Я напрягла слух. Баббо сказал, что нечто (я не разобрала, что именно) должно быть сделано согласно закону в Англии и что это нельзя сделать где-либо еще. Мама бросила, что все это – его вина, после чего наступила тишина. Я подалась вперед, вытянула шею и снова прислушалась. Вдруг мама выдала такое, что почти ошарашило меня, – она сказала, что ее семья ни за что и никогда не будет с ней разговаривать. И в ее голосе звучали горечь и боль – как это отличалось от ее обычного тона! Тут баббо совсем понизил голос, и я ничего не услышала. Мама же, наоборот, ответила ему громко и сердито – она спросила, что делать с газетчиками. Баббо сказал, что он все уладит и все будет проделано законно и без всякого шума в Лондоне. Мама ядовито проговорила, что она очень, черт возьми, надеется на это, а затем скрипнула дверная ручка, и мама вылетела из кабинета в гостиную, где сидела я. Я быстро склонилась над клавишами и сыграла гамму. Она промаршировала мимо, громко дыша и раздувая ноздри.
Все это показалось мне очень загадочным, и я решила спросить совета у Сэнди. На следующий день был назначен урок рисования, и я ожидала, что он вернет мне брошь, а может быть, принесет и новые серьги. А может, даже и кольцо. О нем я старалась не думать, но все равно воображала, как оно может выглядеть. Вероятно, в нем тоже будет миниатюрная пружинка, и оно будет танцевать и сиять, совсем как я.
Сэнди прибыл ровно в десять, с тростью в одной руке и чемоданом в другой. Он сообщил, что сегодня я должна буду нарисовать весь цирк целиком, чтобы поупражняться в передаче перспективы. Открыв чемодан, он принялся расставлять на столе маленькие шесты, развешивать проволоку для трапеций, прикреплять канаты для канатоходцев и расстилать узкие красные ковровые дорожки. Пока он готовился, я рассказала ему о подслушанном накануне разговоре родителей и спросила, что он об этом думает. Сэнди так захохотал, что нечаянно опрокинул пару трапеций и вынужден был возиться с ними опять.
– Что в этом смешного? – нахмурилась я.
– Это же очевидно, – фыркнул Сэнди. – Вы так наивны, Лючия.
– Что вы хотите этим сказать? – Я отодвинулась назад и склонила голову, наблюдая, как Сэнди пытается установить трапецию.
– Простите меня, если это прозвучит слишком прямо или грубо, но ваш папа пишет книги, которые большинство людей считают грязными.

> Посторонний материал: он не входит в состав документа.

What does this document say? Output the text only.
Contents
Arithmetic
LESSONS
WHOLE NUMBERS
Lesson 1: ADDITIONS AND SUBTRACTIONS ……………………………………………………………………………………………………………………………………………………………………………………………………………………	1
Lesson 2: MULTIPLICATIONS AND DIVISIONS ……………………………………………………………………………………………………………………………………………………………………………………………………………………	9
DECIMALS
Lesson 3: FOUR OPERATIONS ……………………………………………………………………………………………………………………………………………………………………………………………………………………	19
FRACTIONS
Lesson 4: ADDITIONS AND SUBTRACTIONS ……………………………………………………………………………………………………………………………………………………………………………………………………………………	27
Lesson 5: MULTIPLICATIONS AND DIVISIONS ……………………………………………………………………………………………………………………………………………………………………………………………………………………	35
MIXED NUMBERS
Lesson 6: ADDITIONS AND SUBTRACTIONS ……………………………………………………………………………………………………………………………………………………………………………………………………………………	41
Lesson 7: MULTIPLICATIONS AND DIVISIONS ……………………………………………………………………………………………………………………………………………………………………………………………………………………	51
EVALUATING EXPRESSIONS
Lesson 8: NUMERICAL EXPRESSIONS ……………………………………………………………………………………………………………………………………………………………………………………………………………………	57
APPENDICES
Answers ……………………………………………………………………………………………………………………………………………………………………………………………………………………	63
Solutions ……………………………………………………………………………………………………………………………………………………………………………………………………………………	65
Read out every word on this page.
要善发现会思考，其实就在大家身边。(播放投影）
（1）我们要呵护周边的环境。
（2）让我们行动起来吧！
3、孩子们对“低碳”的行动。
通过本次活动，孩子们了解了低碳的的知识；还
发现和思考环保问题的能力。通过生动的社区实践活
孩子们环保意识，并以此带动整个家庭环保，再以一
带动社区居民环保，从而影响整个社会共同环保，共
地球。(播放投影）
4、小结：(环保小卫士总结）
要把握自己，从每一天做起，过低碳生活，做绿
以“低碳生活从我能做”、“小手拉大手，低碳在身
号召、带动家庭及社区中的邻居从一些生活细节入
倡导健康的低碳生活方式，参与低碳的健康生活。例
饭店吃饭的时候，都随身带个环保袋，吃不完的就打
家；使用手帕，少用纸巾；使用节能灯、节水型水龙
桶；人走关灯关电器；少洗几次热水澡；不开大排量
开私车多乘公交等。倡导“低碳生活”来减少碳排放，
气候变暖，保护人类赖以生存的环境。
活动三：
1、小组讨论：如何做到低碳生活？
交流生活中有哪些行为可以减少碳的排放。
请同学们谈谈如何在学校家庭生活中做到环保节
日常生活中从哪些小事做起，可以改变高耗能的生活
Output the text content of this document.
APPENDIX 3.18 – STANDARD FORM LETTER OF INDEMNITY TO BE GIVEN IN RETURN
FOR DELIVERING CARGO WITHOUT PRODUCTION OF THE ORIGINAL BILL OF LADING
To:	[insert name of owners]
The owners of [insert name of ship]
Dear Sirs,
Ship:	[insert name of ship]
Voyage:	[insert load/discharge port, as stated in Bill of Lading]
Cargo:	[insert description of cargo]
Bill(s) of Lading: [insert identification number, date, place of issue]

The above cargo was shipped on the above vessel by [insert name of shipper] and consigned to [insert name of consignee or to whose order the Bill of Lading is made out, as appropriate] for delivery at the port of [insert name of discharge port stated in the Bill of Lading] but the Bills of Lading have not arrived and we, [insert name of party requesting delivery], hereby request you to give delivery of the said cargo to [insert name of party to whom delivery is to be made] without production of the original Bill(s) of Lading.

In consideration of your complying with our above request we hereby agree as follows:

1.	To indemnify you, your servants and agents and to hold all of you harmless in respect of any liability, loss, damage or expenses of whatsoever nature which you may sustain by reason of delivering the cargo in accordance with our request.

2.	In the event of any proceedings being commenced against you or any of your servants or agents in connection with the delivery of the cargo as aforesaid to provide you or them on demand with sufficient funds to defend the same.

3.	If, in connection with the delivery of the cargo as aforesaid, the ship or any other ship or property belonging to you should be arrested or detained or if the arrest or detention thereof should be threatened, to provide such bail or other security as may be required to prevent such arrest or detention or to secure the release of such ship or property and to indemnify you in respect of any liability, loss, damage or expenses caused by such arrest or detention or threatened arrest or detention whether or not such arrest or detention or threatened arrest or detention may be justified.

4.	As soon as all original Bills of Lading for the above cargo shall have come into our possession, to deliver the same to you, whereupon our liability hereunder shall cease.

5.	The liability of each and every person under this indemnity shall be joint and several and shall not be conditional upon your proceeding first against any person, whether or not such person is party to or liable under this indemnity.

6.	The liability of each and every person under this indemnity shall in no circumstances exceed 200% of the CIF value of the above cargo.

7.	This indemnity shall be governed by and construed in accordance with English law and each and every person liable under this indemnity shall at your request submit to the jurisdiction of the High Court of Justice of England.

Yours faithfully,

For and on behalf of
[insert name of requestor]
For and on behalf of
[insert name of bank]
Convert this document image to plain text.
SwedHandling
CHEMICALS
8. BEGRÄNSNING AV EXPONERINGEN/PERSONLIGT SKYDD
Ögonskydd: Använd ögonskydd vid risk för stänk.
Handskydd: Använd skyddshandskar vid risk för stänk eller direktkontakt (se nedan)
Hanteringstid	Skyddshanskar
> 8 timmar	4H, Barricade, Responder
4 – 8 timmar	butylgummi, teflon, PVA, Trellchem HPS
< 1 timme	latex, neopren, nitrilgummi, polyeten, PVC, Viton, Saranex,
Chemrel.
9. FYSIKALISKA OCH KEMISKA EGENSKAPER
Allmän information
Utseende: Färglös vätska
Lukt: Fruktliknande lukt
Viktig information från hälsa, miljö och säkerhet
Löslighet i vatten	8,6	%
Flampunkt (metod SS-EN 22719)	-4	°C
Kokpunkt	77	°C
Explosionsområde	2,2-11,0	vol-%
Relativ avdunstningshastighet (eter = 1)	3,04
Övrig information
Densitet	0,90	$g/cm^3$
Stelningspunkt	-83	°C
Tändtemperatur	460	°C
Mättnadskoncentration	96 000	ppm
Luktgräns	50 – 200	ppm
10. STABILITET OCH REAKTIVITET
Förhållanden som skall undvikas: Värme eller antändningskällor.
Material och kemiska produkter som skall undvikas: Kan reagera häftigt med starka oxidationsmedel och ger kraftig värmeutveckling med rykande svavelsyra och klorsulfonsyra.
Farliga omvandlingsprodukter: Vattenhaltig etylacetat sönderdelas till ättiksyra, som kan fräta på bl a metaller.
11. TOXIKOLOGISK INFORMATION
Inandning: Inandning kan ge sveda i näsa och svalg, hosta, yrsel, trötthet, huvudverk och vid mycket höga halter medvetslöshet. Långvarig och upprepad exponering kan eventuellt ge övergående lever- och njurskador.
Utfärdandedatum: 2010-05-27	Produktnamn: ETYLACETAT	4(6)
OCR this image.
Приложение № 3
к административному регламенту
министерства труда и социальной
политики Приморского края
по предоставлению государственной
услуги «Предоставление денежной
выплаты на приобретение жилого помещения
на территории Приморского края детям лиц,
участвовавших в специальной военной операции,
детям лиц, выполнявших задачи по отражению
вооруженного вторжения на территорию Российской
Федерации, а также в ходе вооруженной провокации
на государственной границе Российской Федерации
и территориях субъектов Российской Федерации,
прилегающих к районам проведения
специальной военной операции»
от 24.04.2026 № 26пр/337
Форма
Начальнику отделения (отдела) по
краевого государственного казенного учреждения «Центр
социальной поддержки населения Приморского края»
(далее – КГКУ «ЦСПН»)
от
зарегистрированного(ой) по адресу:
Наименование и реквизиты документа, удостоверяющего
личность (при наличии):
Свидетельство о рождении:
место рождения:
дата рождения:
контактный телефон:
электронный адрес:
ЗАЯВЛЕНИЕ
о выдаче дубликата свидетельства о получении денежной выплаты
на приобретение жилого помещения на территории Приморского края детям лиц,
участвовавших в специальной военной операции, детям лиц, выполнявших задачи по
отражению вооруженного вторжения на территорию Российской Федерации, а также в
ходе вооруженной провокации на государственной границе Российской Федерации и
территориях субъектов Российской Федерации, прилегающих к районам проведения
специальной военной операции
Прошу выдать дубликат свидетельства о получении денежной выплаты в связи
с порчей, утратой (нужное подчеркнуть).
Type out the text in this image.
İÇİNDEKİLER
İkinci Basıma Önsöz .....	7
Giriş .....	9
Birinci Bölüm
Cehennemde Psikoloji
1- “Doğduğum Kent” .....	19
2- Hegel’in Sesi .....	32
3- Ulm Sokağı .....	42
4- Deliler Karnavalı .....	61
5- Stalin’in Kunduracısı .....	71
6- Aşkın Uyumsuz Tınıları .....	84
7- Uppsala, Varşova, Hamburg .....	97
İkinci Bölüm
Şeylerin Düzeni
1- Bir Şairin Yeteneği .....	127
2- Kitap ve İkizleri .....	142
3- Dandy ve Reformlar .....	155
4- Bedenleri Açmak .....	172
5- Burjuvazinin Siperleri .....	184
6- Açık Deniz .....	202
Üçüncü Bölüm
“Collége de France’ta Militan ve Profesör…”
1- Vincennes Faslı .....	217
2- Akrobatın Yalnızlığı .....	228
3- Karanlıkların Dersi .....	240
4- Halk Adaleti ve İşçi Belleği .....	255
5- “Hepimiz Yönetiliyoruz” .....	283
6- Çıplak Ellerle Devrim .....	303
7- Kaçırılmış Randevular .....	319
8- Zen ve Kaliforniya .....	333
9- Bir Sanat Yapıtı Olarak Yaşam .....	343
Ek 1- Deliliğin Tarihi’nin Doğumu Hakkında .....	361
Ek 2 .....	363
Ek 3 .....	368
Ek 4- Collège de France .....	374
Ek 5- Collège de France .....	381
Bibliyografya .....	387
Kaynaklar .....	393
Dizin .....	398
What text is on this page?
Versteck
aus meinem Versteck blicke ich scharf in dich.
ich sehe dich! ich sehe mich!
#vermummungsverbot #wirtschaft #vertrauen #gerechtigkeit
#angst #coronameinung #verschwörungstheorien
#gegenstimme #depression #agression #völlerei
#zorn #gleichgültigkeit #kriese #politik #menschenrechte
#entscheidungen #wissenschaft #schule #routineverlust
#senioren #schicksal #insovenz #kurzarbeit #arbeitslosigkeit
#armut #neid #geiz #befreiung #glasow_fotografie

Великолепными, но грязными. Даже более чем грязными или непристойными – похабными. – Сэнди помолчал, закрепил, наконец, трапецию и повесил на нее девушку, летающую по воздуху. – Вам ведь это известно, Лючия, не так ли? Уж не хотите ли вы сказать, что не читали «Улисса»?
– Он величайший писатель двадцатого века! Все так говорят! – Я сняла с трапеции девушку, летающую по воздуху, и стала пристально ее рассматривать. Не нужно, чтобы мой голос был таким жестким. Не нужно, чтобы мои руки так сильно дрожали. Однако успокоиться мне не удалось.
– «Улисс» запрещен почти во всех странах мира. У нас в Америке его вообще сжигают на кострах. Там можно попасть в тюрьму за его продажу. Разве не поэтому все вы здесь, в Париже?
Я кивнула. Я знала, что баббо пытался опубликовать «Улисса» десятилетиями, но думать об этом мне не хотелось.
– Какое отношение это имеет к газетчикам и к людям, которые не пожелают разговаривать с моей матерью?
Сэнди снова расхохотался. Его большое тело сотрясалось.
– Следующая книга будет еще непристойнее. Он, наверное, пишет настоящую «бомбу» там у себя в кабинете. – Он перестал смеяться и помолчал. – Самое забавное, что при этом он выглядит так респектабельно, и он такой тихий, и манеры у него прекрасные. И он всегда называет меня «мистер Колдер». Никак не могу соотнести одно с другим. Нет, не могу. Не сжимайте так девушку, летающую по воздуху. Вы переломите ее пополам.
Я моргнула и усилием воли попыталась остановить нервный тик, который вдруг напал на оба моих глаза. Правда состояла в том, что я понятия не имела, о чем идет речь в книге, над которой работал баббо. Что-то о «темной ночи души», о реках, об Ирландии. Те куски, которые баббо зачитывал вслух, были очень красивыми, какими-то петляющими и мелодичными. Но что они означали? Неужели я – муза чего-то грязного? Еще более непристойного и похабного, чем «Улисс»? Нет, это просто невозможно. И я твердо сказала Сэнди, что он не прав, что в книге, над которой работает баббо, нет ничего грязного.